El cuarto capítulo está dedicado a contextualizar el ambiente histórico, social, político y cultural humanista de producción y recepción de los incunables del Arte de Bien Morir, impresos en Zaragoza a finales del siglo XV. La intención es mostrar la importancia decisiva del advenimiento de la imprenta y de los incunables, lo que resultó en una revolución tanto gráfica como cultural y devocional. También se abordan temas como la cultura letrada y vernácula entre el reino de Aragón y el mundo mediterráneo, destacando el taller de los hermanos Hurus.
El quinto capítulo presenta un análisis comparado e iconográfico de los once grabados presentes en el incunable del Arte de Bien Morir, impreso en 1480 por Pablo Hurus. En este capítulo, cada imagen fue analizada de manera detallada y desglosada a partir de una serie de indagaciones necesarias para intentar decodificar su lógica narrativa, estética y devocional en la cultura cristiana medieval.

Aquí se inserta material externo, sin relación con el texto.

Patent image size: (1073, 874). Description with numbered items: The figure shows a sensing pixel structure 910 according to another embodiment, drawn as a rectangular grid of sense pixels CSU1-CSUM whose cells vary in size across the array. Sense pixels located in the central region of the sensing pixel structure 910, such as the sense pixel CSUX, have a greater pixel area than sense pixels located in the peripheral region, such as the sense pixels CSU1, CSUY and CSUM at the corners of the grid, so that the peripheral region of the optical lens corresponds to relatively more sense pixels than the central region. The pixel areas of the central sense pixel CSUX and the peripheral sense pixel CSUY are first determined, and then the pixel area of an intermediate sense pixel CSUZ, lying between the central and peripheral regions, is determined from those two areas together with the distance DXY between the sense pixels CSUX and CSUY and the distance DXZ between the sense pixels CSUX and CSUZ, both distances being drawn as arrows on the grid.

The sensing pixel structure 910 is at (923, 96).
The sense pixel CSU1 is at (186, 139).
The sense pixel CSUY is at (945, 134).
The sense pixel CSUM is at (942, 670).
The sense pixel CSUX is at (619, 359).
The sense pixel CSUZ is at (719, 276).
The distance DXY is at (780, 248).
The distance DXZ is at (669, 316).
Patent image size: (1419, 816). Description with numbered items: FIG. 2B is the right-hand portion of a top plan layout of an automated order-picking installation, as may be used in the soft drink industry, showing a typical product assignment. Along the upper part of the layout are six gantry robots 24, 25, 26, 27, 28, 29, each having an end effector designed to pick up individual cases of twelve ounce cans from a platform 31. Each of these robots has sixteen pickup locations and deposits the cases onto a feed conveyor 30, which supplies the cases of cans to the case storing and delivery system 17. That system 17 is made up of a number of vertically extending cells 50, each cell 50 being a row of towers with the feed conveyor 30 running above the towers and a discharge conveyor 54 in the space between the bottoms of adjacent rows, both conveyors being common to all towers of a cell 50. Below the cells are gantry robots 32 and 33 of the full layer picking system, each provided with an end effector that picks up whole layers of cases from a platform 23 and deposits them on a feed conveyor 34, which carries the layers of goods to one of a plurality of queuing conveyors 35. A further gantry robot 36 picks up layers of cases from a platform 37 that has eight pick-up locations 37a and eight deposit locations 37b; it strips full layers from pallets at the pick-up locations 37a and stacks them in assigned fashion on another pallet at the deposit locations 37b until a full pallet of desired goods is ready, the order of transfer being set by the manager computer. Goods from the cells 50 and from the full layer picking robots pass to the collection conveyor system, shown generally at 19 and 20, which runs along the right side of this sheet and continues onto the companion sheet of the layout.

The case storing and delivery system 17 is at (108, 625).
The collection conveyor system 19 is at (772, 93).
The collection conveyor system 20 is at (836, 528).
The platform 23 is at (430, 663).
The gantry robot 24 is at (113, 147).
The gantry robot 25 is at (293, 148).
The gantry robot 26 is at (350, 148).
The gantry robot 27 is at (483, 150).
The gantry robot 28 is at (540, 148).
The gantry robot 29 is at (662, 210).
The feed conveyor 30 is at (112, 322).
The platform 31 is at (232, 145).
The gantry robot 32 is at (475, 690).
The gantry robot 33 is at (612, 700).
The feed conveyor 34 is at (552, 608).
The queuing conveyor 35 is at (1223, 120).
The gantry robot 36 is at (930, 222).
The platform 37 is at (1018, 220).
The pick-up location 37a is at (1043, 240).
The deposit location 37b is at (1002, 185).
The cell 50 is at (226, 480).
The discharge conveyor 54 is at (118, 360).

Al mismo tiempo, cada grabado fue situado en su contexto histórico de producción, en diálogo con otras imágenes materiales —y quizás mentales— comunes en esa época.
El sexto y último capítulo presenta, en primer lugar, un balance historiográfico sobre el complejo concepto de la imagen cristiana y medieval, en contraposición a la idea de Arte (con mayúscula). Asimismo, en este capítulo final se analizan las funciones y el poder de recepción de los grabados del Arte de Bien Morir y se reflexiona sobre cómo las representaciones pictóricas ayudaban a los cristianos a experimentar lo sagrado.